Anyway, for the last couple years I’ve kept any recipe I loved or wanted to try (magazine clippings, transcribed recipes, etc…) in a binder in page protectors.  But, time and organization got away from me little by little, until it got almost too full and pages were thrown in willy-nilly.

So, now armed with TWO binders, I decided to make one my “go-to/tried-and-true” binder to hold all the recipes I’ve actually made and we loved.  The old binder became a storehouse of only those recipes still waiting to be tried.  I sorted and sorted and threw things away and was ruthless.  If we didn’t LOVE it, it went in the trash.

Here’s the NEW binder with our favorites:

Many of the recipes are magazine clippings (that’s my favorite way to have them–I love the color and pictures) and have my comments written on them.  I like to keep like items with like.  Above is a gazpacho salsa that was a huge hit at a July 4th party, as well as a tiny notepad paper with my neighbor’s salsa recipe on it.  She made it with balsamic vinegar and I thought it was very unique.

I even sometimes tear out additional info/pictures if I think it will add to the binder.  Above, a double-page spread on guac.  LOVE guac!

We have a photocopied page on how to make pretzels from Andrew’s kindergarten class.  He still uses it.

This sweet potato and scallions dish is one of Andrew’s favorites, which is stated up in the right hand corner…

I’ve typed up some recipes and added them as well.  I’m not one to keep recipes on the computer; I may be uber-organized and woman of the 21st century, but I like hard copies!

The binder Leslie got me even has neat additional pages with lists of seasonal produce, measuring equivalents and blank recipe cards on which to transcribe.  It even had a “journaling” section in case I wanted to write about what foods and wines I served at a particular gathering.

Below, the old binder:

It’s green and cute and I got it at Target awhile back.  It was bursting at the seams; now, it’s nicely filled with “to try” recipes.

Look what I found!  A 3×5 card on which I wrote a list of Andrew’s “favorites” at the time.
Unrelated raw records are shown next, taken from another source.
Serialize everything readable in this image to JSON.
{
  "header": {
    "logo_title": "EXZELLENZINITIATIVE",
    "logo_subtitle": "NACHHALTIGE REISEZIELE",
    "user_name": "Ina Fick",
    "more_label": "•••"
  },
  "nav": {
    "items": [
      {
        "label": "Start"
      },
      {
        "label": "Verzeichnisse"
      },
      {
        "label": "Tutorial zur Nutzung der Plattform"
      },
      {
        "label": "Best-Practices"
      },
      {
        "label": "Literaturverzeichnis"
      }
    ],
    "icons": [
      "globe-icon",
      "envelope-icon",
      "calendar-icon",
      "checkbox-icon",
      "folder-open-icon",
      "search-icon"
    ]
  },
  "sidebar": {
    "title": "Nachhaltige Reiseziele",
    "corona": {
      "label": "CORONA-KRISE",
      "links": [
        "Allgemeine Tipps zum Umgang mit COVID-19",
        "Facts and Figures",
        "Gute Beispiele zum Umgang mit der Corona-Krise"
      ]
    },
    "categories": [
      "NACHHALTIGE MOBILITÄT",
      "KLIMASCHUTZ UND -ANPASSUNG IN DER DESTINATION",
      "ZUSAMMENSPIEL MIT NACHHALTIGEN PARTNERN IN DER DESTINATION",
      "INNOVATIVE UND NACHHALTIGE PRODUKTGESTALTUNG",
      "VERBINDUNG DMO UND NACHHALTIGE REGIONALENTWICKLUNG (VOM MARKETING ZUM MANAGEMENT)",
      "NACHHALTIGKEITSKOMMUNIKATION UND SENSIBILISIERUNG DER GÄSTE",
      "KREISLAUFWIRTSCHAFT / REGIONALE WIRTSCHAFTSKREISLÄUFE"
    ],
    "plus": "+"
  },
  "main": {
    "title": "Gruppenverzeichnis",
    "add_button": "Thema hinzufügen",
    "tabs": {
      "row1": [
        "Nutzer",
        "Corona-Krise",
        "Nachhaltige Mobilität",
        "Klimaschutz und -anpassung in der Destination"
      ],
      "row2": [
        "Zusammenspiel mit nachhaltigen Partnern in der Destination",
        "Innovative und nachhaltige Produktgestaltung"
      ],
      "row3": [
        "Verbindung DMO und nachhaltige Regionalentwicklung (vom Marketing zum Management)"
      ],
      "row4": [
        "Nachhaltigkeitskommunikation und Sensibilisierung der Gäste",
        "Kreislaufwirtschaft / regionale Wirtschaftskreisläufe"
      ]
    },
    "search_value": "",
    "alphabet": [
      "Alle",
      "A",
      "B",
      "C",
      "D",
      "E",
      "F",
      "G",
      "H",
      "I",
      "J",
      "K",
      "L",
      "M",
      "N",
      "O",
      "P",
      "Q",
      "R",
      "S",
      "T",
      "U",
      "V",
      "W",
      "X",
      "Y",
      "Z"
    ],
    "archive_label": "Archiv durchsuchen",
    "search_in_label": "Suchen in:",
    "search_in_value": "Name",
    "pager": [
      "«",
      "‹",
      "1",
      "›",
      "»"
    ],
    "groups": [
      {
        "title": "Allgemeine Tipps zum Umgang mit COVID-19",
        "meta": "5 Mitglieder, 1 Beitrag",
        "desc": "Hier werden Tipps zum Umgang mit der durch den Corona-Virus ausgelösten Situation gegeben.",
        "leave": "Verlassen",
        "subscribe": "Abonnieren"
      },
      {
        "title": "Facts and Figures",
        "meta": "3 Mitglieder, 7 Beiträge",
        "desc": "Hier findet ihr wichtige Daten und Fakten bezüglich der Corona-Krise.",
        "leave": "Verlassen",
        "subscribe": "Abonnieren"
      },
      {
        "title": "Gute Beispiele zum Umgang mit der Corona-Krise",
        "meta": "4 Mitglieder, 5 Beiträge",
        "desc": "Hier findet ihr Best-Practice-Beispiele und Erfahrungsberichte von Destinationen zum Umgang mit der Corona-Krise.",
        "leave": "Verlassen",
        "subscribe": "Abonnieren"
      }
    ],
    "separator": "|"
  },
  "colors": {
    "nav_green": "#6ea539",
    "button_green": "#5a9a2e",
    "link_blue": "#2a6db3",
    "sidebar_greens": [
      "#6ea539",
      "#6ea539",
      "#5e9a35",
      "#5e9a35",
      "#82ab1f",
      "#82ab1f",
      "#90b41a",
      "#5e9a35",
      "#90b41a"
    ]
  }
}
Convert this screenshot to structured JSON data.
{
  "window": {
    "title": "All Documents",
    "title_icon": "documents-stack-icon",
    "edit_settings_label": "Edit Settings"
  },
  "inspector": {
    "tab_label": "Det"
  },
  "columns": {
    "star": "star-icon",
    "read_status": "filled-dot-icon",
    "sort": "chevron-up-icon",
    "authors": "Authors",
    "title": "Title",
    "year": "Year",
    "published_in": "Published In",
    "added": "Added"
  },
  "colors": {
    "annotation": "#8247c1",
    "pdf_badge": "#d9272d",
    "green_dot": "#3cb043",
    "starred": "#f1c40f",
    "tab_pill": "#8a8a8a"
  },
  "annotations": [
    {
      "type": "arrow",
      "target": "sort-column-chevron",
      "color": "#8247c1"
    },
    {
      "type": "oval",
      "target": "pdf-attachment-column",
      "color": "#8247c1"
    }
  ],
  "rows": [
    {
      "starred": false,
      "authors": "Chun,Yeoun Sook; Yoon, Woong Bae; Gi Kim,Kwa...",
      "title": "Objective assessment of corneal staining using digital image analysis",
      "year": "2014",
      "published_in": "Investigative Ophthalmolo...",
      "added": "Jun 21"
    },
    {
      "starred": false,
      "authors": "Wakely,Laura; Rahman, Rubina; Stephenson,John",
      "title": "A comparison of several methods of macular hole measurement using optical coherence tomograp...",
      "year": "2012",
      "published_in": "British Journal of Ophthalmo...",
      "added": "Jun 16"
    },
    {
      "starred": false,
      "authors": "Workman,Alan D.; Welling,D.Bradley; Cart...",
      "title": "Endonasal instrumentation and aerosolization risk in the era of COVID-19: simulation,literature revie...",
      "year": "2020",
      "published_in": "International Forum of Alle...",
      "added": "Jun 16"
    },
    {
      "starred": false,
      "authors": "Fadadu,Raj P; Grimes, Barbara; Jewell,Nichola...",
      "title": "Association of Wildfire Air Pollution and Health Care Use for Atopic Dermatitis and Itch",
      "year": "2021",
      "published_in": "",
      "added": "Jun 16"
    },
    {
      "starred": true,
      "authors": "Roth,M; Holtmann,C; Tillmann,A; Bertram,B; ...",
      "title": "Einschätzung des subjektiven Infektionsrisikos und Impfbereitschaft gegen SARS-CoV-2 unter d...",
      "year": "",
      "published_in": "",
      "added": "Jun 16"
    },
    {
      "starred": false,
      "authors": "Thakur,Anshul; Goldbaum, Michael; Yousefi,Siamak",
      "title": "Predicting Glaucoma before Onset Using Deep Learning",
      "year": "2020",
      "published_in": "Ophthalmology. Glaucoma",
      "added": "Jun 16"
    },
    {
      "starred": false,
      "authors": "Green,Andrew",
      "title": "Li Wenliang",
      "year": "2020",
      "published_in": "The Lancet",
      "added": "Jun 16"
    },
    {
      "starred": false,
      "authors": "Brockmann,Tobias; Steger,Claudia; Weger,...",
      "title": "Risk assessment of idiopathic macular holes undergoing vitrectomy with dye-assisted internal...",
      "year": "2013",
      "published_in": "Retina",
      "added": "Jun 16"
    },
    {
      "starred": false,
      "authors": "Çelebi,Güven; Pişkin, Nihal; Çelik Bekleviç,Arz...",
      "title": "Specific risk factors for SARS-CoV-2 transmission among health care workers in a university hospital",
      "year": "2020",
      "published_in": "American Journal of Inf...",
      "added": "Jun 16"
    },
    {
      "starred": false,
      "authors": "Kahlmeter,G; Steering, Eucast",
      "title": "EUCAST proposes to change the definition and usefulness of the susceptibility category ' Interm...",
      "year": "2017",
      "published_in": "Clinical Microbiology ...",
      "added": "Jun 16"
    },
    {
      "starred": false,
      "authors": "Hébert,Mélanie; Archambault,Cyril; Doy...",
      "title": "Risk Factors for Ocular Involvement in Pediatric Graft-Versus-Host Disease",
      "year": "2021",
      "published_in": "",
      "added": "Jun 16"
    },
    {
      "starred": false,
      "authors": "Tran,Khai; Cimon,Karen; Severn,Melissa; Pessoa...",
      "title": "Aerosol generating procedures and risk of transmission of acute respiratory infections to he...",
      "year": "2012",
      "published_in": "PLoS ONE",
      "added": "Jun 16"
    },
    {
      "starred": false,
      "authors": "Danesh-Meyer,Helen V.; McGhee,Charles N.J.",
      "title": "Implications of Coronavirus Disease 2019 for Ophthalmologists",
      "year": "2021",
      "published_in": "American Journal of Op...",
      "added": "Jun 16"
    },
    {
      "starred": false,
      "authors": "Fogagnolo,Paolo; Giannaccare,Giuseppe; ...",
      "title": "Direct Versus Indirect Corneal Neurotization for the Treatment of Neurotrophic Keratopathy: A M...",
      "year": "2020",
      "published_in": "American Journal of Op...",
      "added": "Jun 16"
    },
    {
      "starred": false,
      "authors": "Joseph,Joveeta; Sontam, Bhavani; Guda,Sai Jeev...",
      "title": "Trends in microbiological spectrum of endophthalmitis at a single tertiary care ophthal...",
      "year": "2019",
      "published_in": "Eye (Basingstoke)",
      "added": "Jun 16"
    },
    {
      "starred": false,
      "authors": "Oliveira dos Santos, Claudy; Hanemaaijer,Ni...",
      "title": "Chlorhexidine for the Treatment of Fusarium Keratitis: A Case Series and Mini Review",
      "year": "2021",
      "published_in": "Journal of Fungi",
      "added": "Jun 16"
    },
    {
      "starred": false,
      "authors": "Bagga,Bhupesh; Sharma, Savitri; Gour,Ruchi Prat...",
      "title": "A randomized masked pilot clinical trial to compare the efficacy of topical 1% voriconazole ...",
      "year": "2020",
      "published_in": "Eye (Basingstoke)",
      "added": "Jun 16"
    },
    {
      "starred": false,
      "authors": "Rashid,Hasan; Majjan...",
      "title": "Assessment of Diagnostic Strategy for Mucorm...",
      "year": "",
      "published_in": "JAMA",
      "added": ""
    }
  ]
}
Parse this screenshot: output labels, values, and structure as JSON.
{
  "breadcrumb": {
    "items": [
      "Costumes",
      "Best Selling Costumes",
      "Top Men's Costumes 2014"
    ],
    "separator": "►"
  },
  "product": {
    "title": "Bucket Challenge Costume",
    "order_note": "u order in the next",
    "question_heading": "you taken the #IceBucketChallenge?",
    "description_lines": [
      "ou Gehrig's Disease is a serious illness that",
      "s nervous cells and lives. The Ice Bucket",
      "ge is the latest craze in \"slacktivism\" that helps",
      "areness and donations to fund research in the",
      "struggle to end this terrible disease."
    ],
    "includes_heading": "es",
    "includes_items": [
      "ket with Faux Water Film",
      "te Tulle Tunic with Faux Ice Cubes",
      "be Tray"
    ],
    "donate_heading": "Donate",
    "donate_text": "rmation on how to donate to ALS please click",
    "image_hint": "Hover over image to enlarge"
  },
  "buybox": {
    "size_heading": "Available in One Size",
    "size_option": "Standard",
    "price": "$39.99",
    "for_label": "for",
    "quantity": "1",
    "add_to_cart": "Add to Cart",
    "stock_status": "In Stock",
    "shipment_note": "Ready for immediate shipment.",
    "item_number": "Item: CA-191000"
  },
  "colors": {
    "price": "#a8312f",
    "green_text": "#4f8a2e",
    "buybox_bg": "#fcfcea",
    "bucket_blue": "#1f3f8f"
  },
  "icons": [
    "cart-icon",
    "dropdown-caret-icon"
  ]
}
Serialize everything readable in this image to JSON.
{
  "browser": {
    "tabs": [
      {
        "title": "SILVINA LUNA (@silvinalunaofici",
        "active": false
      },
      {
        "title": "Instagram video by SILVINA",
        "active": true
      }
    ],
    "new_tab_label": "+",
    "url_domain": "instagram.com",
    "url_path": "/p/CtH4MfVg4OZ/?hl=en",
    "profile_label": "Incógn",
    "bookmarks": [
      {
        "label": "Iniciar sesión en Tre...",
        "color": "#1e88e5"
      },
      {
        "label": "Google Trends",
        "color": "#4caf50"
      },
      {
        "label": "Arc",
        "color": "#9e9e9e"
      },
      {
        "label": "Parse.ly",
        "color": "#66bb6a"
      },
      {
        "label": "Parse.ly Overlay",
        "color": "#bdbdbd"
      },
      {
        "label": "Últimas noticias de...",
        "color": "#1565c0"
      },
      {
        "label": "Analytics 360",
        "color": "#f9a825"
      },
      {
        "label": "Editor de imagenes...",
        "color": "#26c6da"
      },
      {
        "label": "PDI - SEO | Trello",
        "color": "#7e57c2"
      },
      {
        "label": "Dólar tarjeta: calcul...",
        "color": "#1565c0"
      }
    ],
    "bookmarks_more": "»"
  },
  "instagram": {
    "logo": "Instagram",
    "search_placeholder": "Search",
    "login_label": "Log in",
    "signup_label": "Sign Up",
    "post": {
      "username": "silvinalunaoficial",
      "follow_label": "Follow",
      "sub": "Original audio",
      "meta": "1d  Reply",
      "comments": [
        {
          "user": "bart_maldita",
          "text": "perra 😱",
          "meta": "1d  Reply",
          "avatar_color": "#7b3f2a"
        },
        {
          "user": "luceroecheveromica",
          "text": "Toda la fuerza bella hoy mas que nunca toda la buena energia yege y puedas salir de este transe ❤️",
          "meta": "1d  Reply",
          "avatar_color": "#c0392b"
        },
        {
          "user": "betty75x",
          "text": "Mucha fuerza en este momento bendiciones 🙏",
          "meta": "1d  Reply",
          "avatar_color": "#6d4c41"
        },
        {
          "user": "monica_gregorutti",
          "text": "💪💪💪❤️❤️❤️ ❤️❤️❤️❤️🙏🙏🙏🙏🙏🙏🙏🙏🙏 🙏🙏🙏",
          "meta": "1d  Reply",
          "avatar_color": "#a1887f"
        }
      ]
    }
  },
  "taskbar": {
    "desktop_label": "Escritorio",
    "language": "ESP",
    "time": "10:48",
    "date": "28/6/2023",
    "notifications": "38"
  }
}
Ina’s Chicken with 40 Garlic Cloves.  BLT pasta (which I don’t make any more because I think it’s gross.)  Mustard pork with pepper.  Veggie chicken chili.

Here’s one I want to try for next summer–guac with fruit.  Intriguing.

Lighten Up versions of mac and cheese and cheesecake.  I’m always game for stuff like that!  (BTW, since taking these photos, I actually tried the mac recipe on the left–TERRIBLE.)

I was hoping this dressing would be like what comes on your salad at Japanese Steakhouse places–the gingery orange dressing they have.  Let’s hope so!

I found this in a Martha Stewart Living magazine in late summer this year.  Zucchini bundt cake with candied zucchini pieces on top.  OMG.  So sad we’ve been in a hotel all summer…

And these.  It was a huge spread in Food Network years ago that featured candy bar cupcakes.  I had to keep them ALL.  (I have yet to make them, but just in case I want to, they are there.)

Cannot wait to actually USE my recipes again!